New York City schools Chancellor Carmen Fariña said on Thursday that the education department will not assign teachers from the controversial Absent Teacher Reserve to any of the 78 schools in Mayor Bill de Blasio’s high-profile Renewal program, which is intended to revamp struggling schools. The announcement seems to address some critics’ concern that those high-needs schools would be saddled with teachers that other principals had declined to hire.
Fariña also announced that no teachers in the reserve with a record of disciplinary problems will be placed in any schools.
“We are not putting people who have a record of not behaving in any school,” she told reporters during an unrelated press conference. “We are also very clearly asking everybody to be vetted by the principal.”
An education department spokesman later added that the department has “full discretion” to decide where to send teachers in the reserve, and that decisions would be made on a case-by-case basis.

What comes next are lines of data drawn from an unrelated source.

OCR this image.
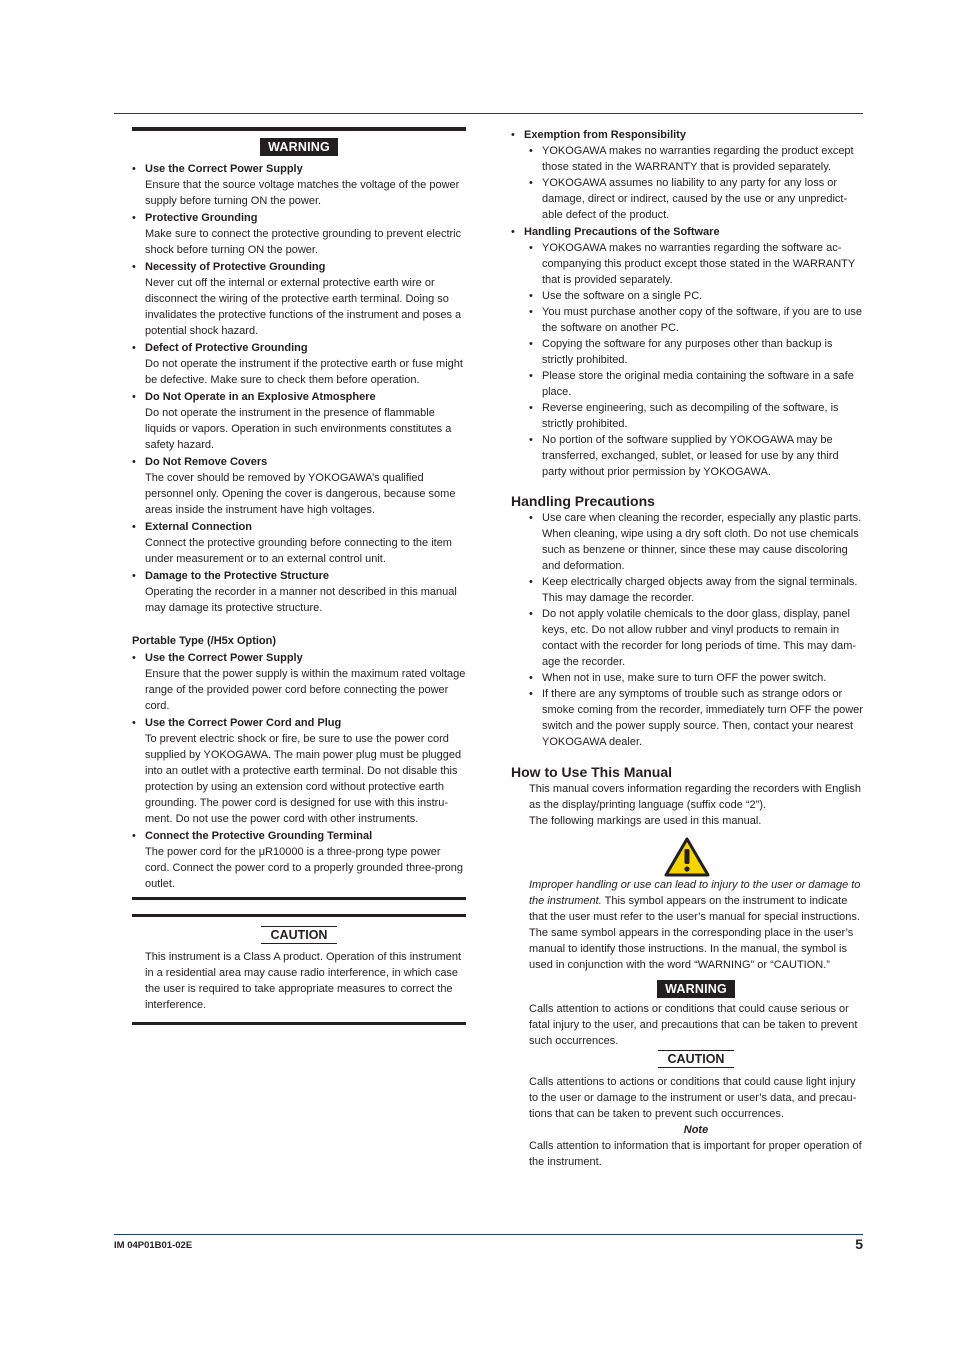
WARNING
• Use the Correct Power Supply
Ensure that the source voltage matches the voltage of the power supply before turning ON the power.
• Protective Grounding
Make sure to connect the protective grounding to prevent electric shock before turning ON the power.
• Necessity of Protective Grounding
Never cut off the internal or external protective earth wire or disconnect the wiring of the protective earth terminal. Doing so invalidates the protective functions of the instrument and poses a potential shock hazard.
• Defect of Protective Grounding
Do not operate the instrument if the protective earth or fuse might be defective. Make sure to check them before operation.
• Do Not Operate in an Explosive Atmosphere
Do not operate the instrument in the presence of flammable liquids or vapors. Operation in such environments constitutes a safety hazard.
• Do Not Remove Covers
The cover should be removed by YOKOGAWA’s qualified personnel only. Opening the cover is dangerous, because some areas inside the instrument have high voltages.
• External Connection
Connect the protective grounding before connecting to the item under measurement or to an external control unit.
• Damage to the Protective Structure
Operating the recorder in a manner not described in this manual may damage its protective structure.
Portable Type (/H5x Option)
• Use the Correct Power Supply
Ensure that the power supply is within the maximum rated voltage range of the provided power cord before connecting the power cord.
• Use the Correct Power Cord and Plug
To prevent electric shock or fire, be sure to use the power cord supplied by YOKOGAWA. The main power plug must be plugged into an outlet with a protective earth terminal. Do not disable this protection by using an extension cord without protective earth grounding. The power cord is designed for use with this instrument. Do not use the power cord with other instruments.
• Connect the Protective Grounding Terminal
The power cord for the μR10000 is a three-prong type power cord. Connect the power cord to a properly grounded three-prong outlet.
CAUTION
This instrument is a Class A product. Operation of this instrument in a residential area may cause radio interference, in which case the user is required to take appropriate measures to correct the interference.
• Exemption from Responsibility
• YOKOGAWA makes no warranties regarding the product except those stated in the WARRANTY that is provided separately.
• YOKOGAWA assumes no liability to any party for any loss or damage, direct or indirect, caused by the use or any unpredictable defect of the product.
• Handling Precautions of the Software
• YOKOGAWA makes no warranties regarding the software accompanying this product except those stated in the WARRANTY that is provided separately.
• Use the software on a single PC.
• You must purchase another copy of the software, if you are to use the software on another PC.
• Copying the software for any purposes other than backup is strictly prohibited.
• Please store the original media containing the software in a safe place.
• Reverse engineering, such as decompiling of the software, is strictly prohibited.
• No portion of the software supplied by YOKOGAWA may be transferred, exchanged, sublet, or leased for use by any third party without prior permission by YOKOGAWA.
Handling Precautions
• Use care when cleaning the recorder, especially any plastic parts. When cleaning, wipe using a dry soft cloth. Do not use chemicals such as benzene or thinner, since these may cause discoloring and deformation.
• Keep electrically charged objects away from the signal terminals. This may damage the recorder.
• Do not apply volatile chemicals to the door glass, display, panel keys, etc. Do not allow rubber and vinyl products to remain in contact with the recorder for long periods of time. This may damage the recorder.
• When not in use, make sure to turn OFF the power switch.
• If there are any symptoms of trouble such as strange odors or smoke coming from the recorder, immediately turn OFF the power switch and the power supply source. Then, contact your nearest YOKOGAWA dealer.
How to Use This Manual
This manual covers information regarding the recorders with English as the display/printing language (suffix code “2”).
The following markings are used in this manual.
Improper handling or use can lead to injury to the user or damage to the instrument. This symbol appears on the instrument to indicate that the user must refer to the user’s manual for special instructions. The same symbol appears in the corresponding place in the user’s manual to identify those instructions. In the manual, the symbol is used in conjunction with the word “WARNING” or “CAUTION.”
WARNING
Calls attention to actions or conditions that could cause serious or fatal injury to the user, and precautions that can be taken to prevent such occurrences.
CAUTION
Calls attentions to actions or conditions that could cause light injury to the user or damage to the instrument or user’s data, and precautions that can be taken to prevent such occurrences.
Note
Calls attention to information that is important for proper operation of the instrument.
IM 04P01B01-02E	5
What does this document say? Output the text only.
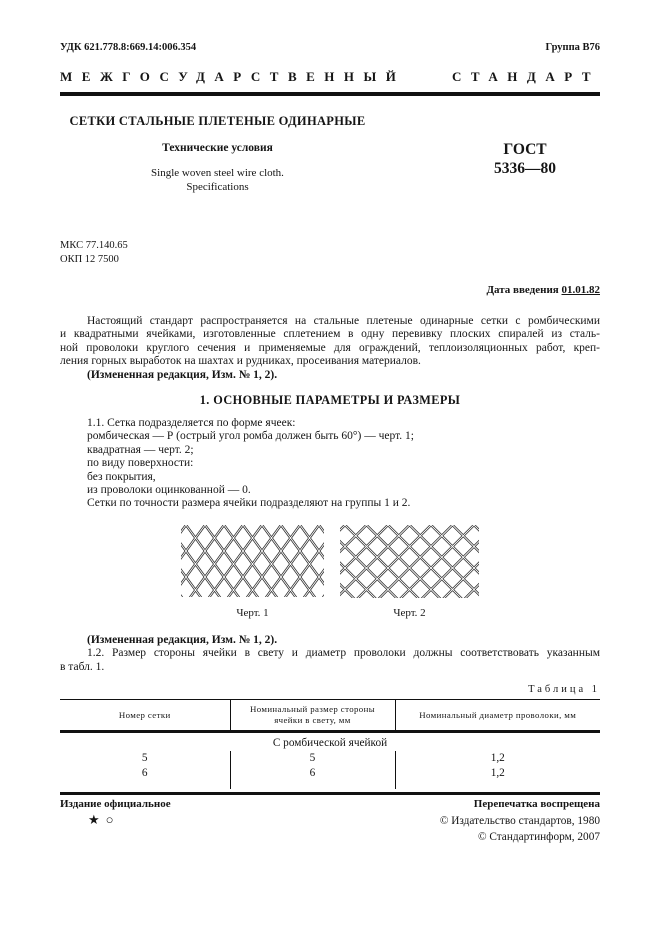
УДК 621.778.8:669.14:006.354	Группа В76
МЕЖГОСУДАРСТВЕННЫЙ	СТАНДАРТ
СЕТКИ СТАЛЬНЫЕ ПЛЕТЕНЫЕ ОДИНАРНЫЕ
Технические условия
Single woven steel wire cloth.
Specifications
ГОСТ
5336—80
МКС 77.140.65
ОКП 12 7500
Дата введения 01.01.82
Настоящий стандарт распространяется на стальные плетеные одинарные сетки с ромбическими
и квадратными ячейками, изготовленные сплетением в одну перевивку плоских спиралей из сталь-
ной проволоки круглого сечения и применяемые для ограждений, теплоизоляционных работ, креп-
ления горных выработок на шахтах и рудниках, просеивания материалов.
(Измененная редакция, Изм. № 1, 2).
1. ОСНОВНЫЕ ПАРАМЕТРЫ И РАЗМЕРЫ
1.1. Сетка подразделяется по форме ячеек:
ромбическая — Р (острый угол ромба должен быть 60°) — черт. 1;
квадратная — черт. 2;
по виду поверхности:
без покрытия,
из проволоки оцинкованной — 0.
Сетки по точности размера ячейки подразделяют на группы 1 и 2.
Черт. 1	Черт. 2
(Измененная редакция, Изм. № 1, 2).
1.2. Размер стороны ячейки в свету и диаметр проволоки должны соответствовать указанным
в табл. 1.
Таблица 1
Номер сетки	Номинальный размер стороны ячейки в свету, мм	Номинальный диаметр проволоки, мм
С ромбической ячейкой		
5	5	1,2
6	6	1,2
Издание официальное	Перепечатка воспрещена
★○	© Издательство стандартов, 1980
© Стандартинформ, 2007
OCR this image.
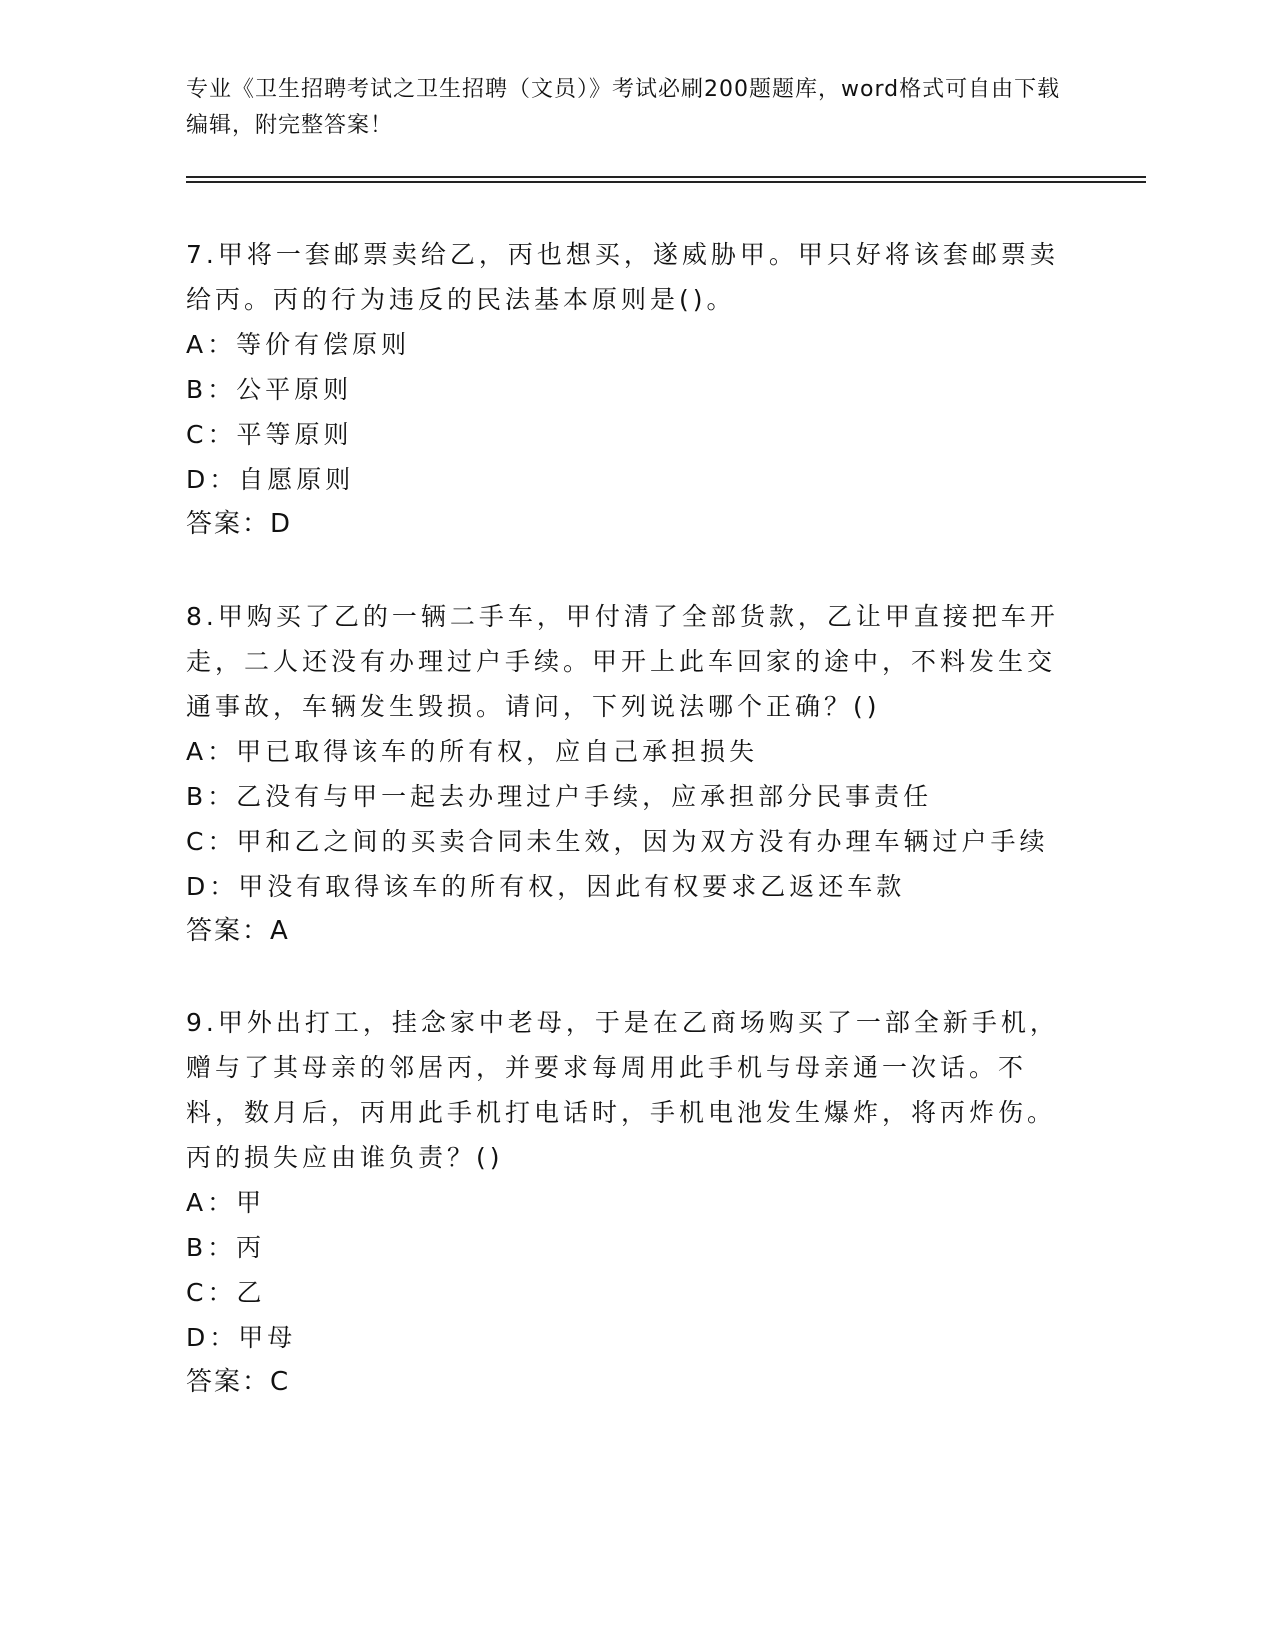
专业《卫生招聘考试之卫生招聘（文员）》考试必刷200题题库，word格式可自由下载编辑，附完整答案！
7.甲将一套邮票卖给乙，丙也想买，遂威胁甲。甲只好将该套邮票卖给丙。丙的行为违反的民法基本原则是()。
A：等价有偿原则
B：公平原则
C：平等原则
D：自愿原则
答案：D
8.甲购买了乙的一辆二手车，甲付清了全部货款，乙让甲直接把车开走，二人还没有办理过户手续。甲开上此车回家的途中，不料发生交通事故，车辆发生毁损。请问，下列说法哪个正确？()
A：甲已取得该车的所有权，应自己承担损失
B：乙没有与甲一起去办理过户手续，应承担部分民事责任
C：甲和乙之间的买卖合同未生效，因为双方没有办理车辆过户手续
D：甲没有取得该车的所有权，因此有权要求乙返还车款
答案：A
9.甲外出打工，挂念家中老母，于是在乙商场购买了一部全新手机，赠与了其母亲的邻居丙，并要求每周用此手机与母亲通一次话。不料，数月后，丙用此手机打电话时，手机电池发生爆炸，将丙炸伤。丙的损失应由谁负责？()
A：甲
B：丙
C：乙
D：甲母
答案：C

The reserve, commonly known as the ATR, is a pool of educators who don’t hold permanent positions because they face disciplinary or legal issues, or because their school declined in enrollment or closed.
Educators in the reserve typically serve as roving substitutes. But education department officials recently announced they would begin filling school positions that are vacant as of Oct. 15 with educators from the group — potentially even over the objections of principals. The assignments will last through the school year, and would become permanent if the teacher earns a positive evaluation.
Critics say the city’s plan will put sub-par teachers in the neediest schools, since those are also typically the hardest to staff.
Two weeks after the school year began, a Chalkbeat review of school vacancies revealed that four out of five school districts with the most postings were in the Bronx. At the same time, according to city figures, teachers from the reserve are typically rated less effective than the full body of teachers: Only 74 percent of teachers in the ATR received positive ratings in 2015-16, compared to 93 percent of all city teachers.
While the city tried to reassure parents and advocates that it will use “discretion” when placing teachers from the reserve, the chancellor’s comments went a step further. In an email, the department spokesman, Will Mantell, wrote that the chancellor’s comments were “further clarifications” of the city’s policy.
Mayor Bill de Blasio said Thursday that there are “very good teachers” within the ATR. He has pledged to cut the pool in half from more than 800 educators, which costs the city more than $150 million a year.
“We believe that there is now a real process in place to find the right placement for someone in that ATR pool, with principals who are ready to take the talented folks,” de Blasio said. “And if they find in some cases someone is not up to the challenge, they’re ready to act on that and we can work to move that person out of the system.”
This is not the first time the city has made a special exception for schools in de Blasio’s signature school-improvement program. The education department also reduced the number of hard-to-serve latecomer students that it sent Renewal schools, and gave them extra time to meet performance goals.